Please feel free to cut and paste to your blog or web page the whole message from the linked page above. Or just use the letter I sent as a model, editing as you see fit. AND DO IT SOON.

____________________________________________

I am writing in regard to DOCKET ID OSM-2007-0007 which if allowed would further weaken environmental protection of the natural and human environments in the coal-bearing portions of the Appalachian states where mountain top removal coal extraction is currently taking place.

I support as rapid a transition as possible away from our dependence on coal to provide electricity. I support a significant increase in our national budget toward alternative sources of clean energy such as geothermal, wind, solar and other methods.

I support a national effort mandated from the Presidential office and sustained across successive administrations to significantly reduce our inefficiencies and waste of electrical energy and to support and require significant conservation measures that would obviate the purported need for numerous additional coal-fired facilities in the coming decades.

I am strongly opposed to mountain top removal as a means of obtaining coal at the expense of our mountains, the headwaters of our streams and for the health and safety risks that kind of mining poses to families and communities.

I am opposed to this pending regulation that serves those who financially profit from extraction efficiency and punishes all of us who share the harm brought to the commons of the natural communities we call home.

Tags: Activism · Environment · nature

A Million Points of Light: At Any Price

August 23rd, 2007 · 4 Comments

Calling for no conservation measures that might obviate the mandate for ever more coal use into the foreseeable future, this abrogation of the “Stream Buffer Zone Rule” gives Big Coal access to anything it wants, any way it wants to get it. We can carry on with our profligate use of electricity as if West Virginia, Kentucky and Tennessee did not exist. This is unconscionable. It is the Bush way. History will never forget him. His legacy will be written in the very mountains by their absence. (Emphasis below is mine.)

WASHINGTON, Aug. 22 — The Bush administration is set to issue a regulation on Friday that would enshrine the coal mining practice of mountaintop removal. The technique involves blasting off the tops of mountains and dumping the rubble into valleys and streams.

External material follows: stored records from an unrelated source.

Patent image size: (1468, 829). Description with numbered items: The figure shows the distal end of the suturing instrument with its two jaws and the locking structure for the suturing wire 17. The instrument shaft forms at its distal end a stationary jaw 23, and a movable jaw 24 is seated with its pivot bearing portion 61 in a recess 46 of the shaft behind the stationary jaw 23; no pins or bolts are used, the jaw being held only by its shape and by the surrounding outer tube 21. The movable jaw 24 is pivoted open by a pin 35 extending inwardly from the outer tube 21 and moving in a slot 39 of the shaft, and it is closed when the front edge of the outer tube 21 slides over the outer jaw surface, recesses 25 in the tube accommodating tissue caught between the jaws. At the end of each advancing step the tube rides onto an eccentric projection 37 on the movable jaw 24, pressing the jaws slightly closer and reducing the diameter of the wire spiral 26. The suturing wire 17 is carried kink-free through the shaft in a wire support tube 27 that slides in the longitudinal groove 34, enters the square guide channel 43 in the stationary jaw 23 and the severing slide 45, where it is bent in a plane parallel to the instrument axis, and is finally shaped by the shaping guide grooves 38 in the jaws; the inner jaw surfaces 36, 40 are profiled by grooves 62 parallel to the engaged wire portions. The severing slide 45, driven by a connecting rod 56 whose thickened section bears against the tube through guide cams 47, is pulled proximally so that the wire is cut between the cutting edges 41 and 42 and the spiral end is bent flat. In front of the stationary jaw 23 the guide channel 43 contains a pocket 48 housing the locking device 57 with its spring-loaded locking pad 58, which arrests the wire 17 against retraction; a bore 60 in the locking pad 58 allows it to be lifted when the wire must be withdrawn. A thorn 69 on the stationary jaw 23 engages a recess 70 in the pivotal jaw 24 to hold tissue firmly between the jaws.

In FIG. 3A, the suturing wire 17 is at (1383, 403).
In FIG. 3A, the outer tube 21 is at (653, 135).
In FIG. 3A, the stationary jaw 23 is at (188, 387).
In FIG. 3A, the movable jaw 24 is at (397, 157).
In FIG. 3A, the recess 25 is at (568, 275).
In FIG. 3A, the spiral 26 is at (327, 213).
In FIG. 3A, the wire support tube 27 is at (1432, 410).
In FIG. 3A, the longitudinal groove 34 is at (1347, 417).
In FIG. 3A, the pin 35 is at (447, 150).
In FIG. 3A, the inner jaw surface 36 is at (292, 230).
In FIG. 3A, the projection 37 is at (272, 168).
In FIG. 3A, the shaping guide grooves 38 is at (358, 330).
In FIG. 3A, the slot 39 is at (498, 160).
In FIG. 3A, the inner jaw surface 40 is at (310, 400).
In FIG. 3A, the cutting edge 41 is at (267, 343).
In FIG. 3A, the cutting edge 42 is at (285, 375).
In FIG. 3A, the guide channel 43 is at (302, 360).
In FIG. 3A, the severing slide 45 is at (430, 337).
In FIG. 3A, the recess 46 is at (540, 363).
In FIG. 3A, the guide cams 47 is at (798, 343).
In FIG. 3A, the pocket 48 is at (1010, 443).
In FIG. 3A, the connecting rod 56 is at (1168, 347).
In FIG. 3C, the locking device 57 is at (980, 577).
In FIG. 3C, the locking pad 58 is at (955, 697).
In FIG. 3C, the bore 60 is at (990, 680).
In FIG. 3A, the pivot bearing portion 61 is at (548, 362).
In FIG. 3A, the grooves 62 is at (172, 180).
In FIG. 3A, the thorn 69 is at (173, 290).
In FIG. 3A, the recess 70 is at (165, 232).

It has been used in Appalachian coal country for 20 years under a cloud of legal and regulatory confusion.

The new rule would allow the practice to continue and expand, providing only that mine operators minimize the debris and cause the least environmental harm, although those terms are not clearly defined and to some extent merely restate existing law.

The Office of Surface Mining in the Interior Department drafted the rule, which will be subject to a 60-day comment period and could be revised, although officials indicated that it was not likely to be changed substantially.

The regulation is the culmination of six and a half years of work by the administration to make it easier for mining companies to dig more coal to meet growing energy demands and reduce dependence on foreign oil.

… A spokesman for the National Mining Association, Luke Popovich, said that unless mine owners were allowed to dump mine waste in streams and valleys it would be impossible to operate in mountainous regions like West Virginia that hold some of the richest low-sulfur coal seams.

All mining generates huge volumes of waste, known as excess spoil or overburden, and it has to go somewhere. For years, it has been trucked away and dumped in remote hollows of Appalachia.

This is a parting gift to the coal industry from this administration,” said Joe Lovett, executive director of the Appalachian Center for the Economy and the Environment in Lewisburg, W.Va. “What is at stake is the future of Appalachia. This is an attempt to make legal what has long been illegal.”

…If current practices continue, another 724 river miles will be buried by 2018, the report says.